Satu dari beberapa penelitian yang berdasarkan pengalaman emosi dan usia yang dilakukan oleh Malatesta dan Kalnok (1984) (dalam Robert dkk, 2004). Mereka melakukan survey terhadap 240 orang kulit putih yang berasal dari kelas menengah yang dibagi kedalam 3 kategori usia 17-34, 35-56, dan 57-88. Mereka menemukan bahwasanya tidak ada kecenderungan untuk responden-responden yang lebih tua (usia 66 tahun) untuk lebih memiliki respon-respon yang negatif. Mereka juga menemukan lebih banyak persamaan daripada perbedaan diantara kategori-kategori diatas. Perbedaan gender kecil kebanyakan responden-responden tua tidak merasa bahwa emosi mereka berubah seiring berjalannya usia. Pengalaman emosi sama pentingnya antara orang-orang usia tua dengan usia menengah tetapi tidak terlalu penting bagi orang-orang dewasa usia muda. Kesedihan kebanyakan disebabkan oleh masalah-masalah fisik untuk orang dewasa didalam seluruh kategori seluruh usia. Sebagai contoh 55% dari dewasa muda melaporkan bahwa kesedihan itu berhubungan dengan masalah fisik, dibandingkan dengan 66% pada usia menengah dan 79% pada usia tua. Disisi lain masalah-masalah

personal losses menyebabkan kesedihan 45% dewasa muda, 34% usia menengah dan

menjadi sumber yang lebih besar atas kesedihan berdasarkan usia tetapi asumsi

bahwasanya personal lossess menjadi masalah yang lebih sering ditemukan terhadap

distress dalam kehidupan selanjutnya bisa menjadi tidak akurat.

Dari penjelasan diatas dapat diambil kesimpulan bahwasanya masalah kesehatan menjadi masalah utama yang membuat keadaan emosional pada lansia menjadi lebih sering tidak stabil.

C. EMOSI

1. Pengertian Emosi

Emosi berasal dari bahasa latin ’movere’ yang artinya menggerakkan, sehingga

emosi berarti sesuatu yang mendorong terjadinya perubahan suatu keadaan (Kalat, 2005). Emosi menurut Goleman (2004) ialah pergolakan pikiran dan perasaan, termasuk setiap keadaan mental yang hebat, meluap-luap dan berujung pada timbulnya suatu perasaan yang khas, perubahan fisiologis tertentu serta kecenderungan untuk bergerak.

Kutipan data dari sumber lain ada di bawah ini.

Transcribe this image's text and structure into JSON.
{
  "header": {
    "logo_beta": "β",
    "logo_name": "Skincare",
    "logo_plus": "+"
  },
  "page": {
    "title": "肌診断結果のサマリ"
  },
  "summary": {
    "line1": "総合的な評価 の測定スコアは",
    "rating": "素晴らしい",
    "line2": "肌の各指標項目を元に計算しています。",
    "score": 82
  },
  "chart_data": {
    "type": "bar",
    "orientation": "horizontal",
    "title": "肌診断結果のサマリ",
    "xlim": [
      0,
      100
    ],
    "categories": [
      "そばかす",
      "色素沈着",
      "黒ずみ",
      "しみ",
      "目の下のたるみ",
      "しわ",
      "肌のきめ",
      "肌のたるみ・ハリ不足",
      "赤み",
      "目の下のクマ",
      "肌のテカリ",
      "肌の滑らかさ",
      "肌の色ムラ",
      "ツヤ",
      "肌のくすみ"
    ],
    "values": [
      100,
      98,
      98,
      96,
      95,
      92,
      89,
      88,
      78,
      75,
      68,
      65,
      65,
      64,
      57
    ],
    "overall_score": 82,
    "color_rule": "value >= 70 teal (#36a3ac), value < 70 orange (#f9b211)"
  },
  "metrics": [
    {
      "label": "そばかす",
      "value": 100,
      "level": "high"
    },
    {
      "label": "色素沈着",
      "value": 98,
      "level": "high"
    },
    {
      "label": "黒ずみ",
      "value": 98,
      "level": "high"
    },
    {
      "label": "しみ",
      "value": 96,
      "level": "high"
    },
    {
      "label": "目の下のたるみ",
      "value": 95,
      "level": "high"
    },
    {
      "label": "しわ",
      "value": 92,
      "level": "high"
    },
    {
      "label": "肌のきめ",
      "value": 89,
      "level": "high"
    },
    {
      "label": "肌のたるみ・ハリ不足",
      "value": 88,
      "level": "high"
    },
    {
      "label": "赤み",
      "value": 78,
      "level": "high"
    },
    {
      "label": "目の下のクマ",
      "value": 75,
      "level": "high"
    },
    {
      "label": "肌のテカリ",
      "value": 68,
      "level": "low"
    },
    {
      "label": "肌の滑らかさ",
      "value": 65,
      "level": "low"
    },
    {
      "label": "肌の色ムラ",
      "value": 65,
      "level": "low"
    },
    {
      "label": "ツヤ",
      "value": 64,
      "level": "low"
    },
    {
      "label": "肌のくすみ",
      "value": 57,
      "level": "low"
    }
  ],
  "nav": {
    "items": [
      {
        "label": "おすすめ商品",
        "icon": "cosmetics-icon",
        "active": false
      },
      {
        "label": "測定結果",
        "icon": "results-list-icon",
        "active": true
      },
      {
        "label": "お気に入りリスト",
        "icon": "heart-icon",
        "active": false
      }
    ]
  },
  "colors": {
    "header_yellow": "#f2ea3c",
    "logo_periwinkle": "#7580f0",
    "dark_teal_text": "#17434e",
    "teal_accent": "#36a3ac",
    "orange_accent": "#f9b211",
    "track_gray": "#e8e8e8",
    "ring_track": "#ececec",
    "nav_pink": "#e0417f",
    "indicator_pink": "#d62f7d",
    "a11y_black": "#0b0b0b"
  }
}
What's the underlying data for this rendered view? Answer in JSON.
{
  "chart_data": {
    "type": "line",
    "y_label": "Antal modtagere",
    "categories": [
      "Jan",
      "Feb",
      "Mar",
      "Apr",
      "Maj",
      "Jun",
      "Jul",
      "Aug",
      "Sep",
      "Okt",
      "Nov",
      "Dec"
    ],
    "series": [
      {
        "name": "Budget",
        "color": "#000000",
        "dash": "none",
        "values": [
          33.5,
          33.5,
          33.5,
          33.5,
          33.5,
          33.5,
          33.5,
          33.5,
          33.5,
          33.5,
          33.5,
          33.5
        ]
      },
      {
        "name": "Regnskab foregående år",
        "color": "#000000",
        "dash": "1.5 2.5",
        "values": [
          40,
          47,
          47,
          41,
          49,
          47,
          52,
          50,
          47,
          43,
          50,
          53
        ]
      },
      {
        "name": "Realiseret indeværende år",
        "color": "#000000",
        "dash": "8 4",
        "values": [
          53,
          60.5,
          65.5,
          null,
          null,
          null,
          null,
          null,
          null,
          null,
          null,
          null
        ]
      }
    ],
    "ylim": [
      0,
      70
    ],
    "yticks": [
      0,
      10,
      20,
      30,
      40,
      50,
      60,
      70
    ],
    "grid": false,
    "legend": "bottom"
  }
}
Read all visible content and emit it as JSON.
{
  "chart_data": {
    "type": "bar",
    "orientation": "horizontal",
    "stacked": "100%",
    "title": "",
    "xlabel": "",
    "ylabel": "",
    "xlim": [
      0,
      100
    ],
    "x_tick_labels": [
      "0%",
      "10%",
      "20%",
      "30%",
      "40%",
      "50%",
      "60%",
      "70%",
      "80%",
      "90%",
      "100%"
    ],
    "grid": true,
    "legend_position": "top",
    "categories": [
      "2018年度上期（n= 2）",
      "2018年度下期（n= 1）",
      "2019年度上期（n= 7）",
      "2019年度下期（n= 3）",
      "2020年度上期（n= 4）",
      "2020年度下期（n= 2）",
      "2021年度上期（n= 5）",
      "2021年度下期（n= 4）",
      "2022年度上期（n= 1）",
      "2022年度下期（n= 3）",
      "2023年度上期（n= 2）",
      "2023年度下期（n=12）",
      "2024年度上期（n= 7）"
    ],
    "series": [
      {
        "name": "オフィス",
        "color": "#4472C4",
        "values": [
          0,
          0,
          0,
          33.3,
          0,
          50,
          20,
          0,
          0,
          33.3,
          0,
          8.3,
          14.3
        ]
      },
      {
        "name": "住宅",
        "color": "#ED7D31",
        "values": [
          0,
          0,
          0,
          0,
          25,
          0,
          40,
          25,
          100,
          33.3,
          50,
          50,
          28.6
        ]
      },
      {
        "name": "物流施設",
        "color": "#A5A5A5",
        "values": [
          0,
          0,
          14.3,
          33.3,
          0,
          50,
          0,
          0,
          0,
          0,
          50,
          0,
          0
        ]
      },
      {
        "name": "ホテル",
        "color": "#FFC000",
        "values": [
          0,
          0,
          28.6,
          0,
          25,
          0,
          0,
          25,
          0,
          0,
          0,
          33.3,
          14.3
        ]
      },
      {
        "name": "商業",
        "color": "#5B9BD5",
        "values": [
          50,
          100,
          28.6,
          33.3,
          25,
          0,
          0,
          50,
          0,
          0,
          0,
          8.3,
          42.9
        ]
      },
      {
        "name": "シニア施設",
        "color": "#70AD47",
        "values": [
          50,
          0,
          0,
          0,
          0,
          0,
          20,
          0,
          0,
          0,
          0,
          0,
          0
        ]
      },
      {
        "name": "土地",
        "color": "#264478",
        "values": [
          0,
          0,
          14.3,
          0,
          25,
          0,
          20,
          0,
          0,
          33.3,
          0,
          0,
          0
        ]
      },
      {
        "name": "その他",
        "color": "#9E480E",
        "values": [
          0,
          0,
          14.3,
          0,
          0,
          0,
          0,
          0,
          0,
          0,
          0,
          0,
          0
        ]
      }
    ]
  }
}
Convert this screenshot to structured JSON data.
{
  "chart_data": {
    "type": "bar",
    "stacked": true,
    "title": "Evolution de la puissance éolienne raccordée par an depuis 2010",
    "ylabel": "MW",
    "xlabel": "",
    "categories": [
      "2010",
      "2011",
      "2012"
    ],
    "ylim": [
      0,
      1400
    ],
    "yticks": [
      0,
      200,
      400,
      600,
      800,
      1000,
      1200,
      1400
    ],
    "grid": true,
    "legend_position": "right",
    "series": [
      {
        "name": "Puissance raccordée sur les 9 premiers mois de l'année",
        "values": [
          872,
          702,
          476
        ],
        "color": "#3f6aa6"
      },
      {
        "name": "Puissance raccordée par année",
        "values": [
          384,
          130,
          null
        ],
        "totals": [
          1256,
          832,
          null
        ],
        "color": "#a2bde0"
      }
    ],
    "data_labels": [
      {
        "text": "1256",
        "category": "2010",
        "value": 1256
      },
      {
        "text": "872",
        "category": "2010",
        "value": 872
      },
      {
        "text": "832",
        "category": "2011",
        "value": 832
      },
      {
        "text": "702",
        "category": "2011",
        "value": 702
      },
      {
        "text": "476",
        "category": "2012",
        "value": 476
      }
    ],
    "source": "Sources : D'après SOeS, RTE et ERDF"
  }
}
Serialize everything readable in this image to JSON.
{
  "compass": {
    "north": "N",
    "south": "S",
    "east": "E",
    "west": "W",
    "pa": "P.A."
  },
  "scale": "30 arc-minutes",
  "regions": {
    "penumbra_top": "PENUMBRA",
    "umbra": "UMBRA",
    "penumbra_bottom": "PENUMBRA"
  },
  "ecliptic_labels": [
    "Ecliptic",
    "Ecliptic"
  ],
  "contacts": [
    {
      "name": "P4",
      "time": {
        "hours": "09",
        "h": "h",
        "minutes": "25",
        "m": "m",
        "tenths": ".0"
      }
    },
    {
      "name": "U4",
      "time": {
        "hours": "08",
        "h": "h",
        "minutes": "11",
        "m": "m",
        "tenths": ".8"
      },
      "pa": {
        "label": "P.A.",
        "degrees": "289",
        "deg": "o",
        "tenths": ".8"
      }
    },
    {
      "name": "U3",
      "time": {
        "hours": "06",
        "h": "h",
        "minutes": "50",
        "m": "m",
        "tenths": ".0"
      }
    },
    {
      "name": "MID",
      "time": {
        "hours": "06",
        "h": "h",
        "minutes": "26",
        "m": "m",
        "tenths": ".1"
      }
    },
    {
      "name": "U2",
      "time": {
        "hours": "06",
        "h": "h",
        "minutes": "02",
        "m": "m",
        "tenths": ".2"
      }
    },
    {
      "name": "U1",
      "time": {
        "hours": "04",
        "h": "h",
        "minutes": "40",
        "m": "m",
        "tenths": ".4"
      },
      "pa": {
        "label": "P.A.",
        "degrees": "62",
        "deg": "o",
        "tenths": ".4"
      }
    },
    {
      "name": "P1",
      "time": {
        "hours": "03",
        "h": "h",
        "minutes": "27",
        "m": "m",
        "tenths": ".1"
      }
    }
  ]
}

Sementara itu, Preez (dalam Martin, 2003) menjelaskan emosi dalam tiga pengertian. Pertama, emosi adalah suatu reaksi tubuh menghadapi situasi tertentu. Kedua, emosi adalah hasil proses persepsi terhadap situasi. Ketiga, hasil reaksi kognitif (berpikir) terhadap situasi spesifik.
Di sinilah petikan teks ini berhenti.